Tic tac tic tac… non, ce n’est pas le Capitaine Crochet qui s’est échappé du Pays imaginaire, simplement 2015 qui s’apprête à tourner sa page. Le temps, Chagall et la musique. C’est justement la peinture musicale de Chagall, qui est à l’honneur jusqu’au 31 janvier 2016, avec une joyeuse exposition, Marc Chagall, Le triomphe de la musique, sous le grand serpent lové de la Philharmonie de Paris. Un parcours tout en couleur, des tableaux à écouter, à danser, à rêver, des décors (ceux qu’il a créés pour L’oiseau de feu, La flûte enchantée, le plafond de l’Opéra de Paris, etc) et des costumes qui rivalisent d’onirisme, ou encore des céramiques, des esquisses, un univers féérique. Des rouges à la folie comme on en rencontre dans le parc de la Villette, des bleus aux douces profondeurs intimes que se partagent les oiseaux ou les amoureux volant, chantant, dansant, s’aimant.CPhilarmonie1215

Pour ce dernier article de l’année du bocal blogueur, je vous propose ci-contre un aperçu des couleurs rythmiques de Chagall mêlées aux magnifiques lumières de cette fin décembre – photos prises ce week-end du côté de la Cité des Sciences et de la Philharmonie associées à des tableaux de l’artiste récupérés sur le net puisqu’on ne peut prendre de photos à l’exposition (dès que certains tableaux seront revenus au Centre Pompidou, je remplacerai mes emprunts). D’un clic vous pouvez céder à la tentation d’agrandir, et d’un autre clic agrandir encore.
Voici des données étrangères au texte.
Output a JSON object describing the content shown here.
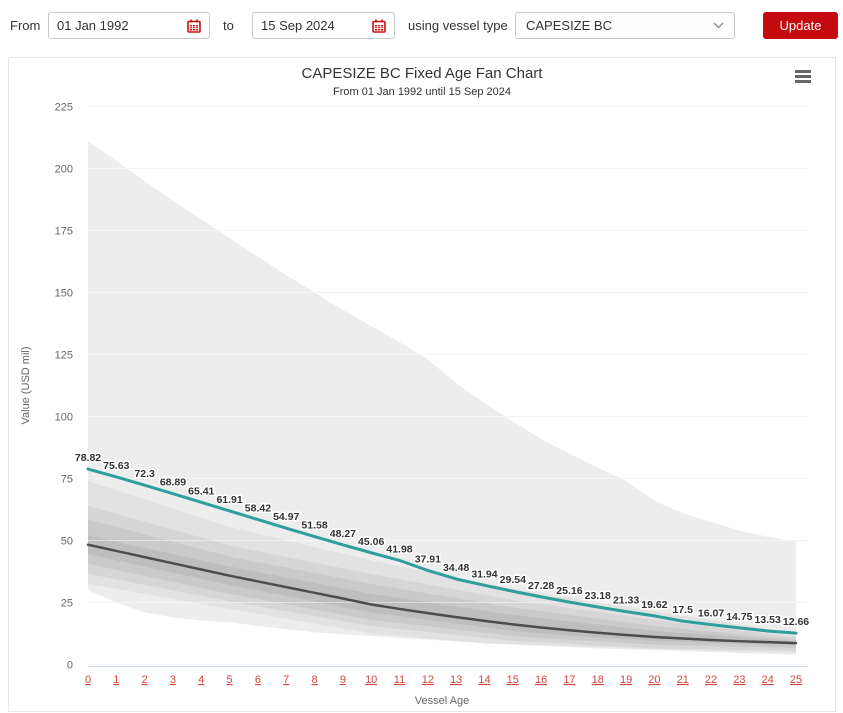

Le fait est, qu’on aime bien le mouvement dans le bocal et nous essaierons de l’entretenir l’année prochaine quitte à y perdre quelques plumes ou à s’égarer les nageoires dans des eaux parfois un peu troubles. En attendant, sans presser le temps, c’est en vous souhaitant une très belle fin d’année que nous vous embrassons, et même si nos plumes sentent un peu fort le poisson, le coeur y est…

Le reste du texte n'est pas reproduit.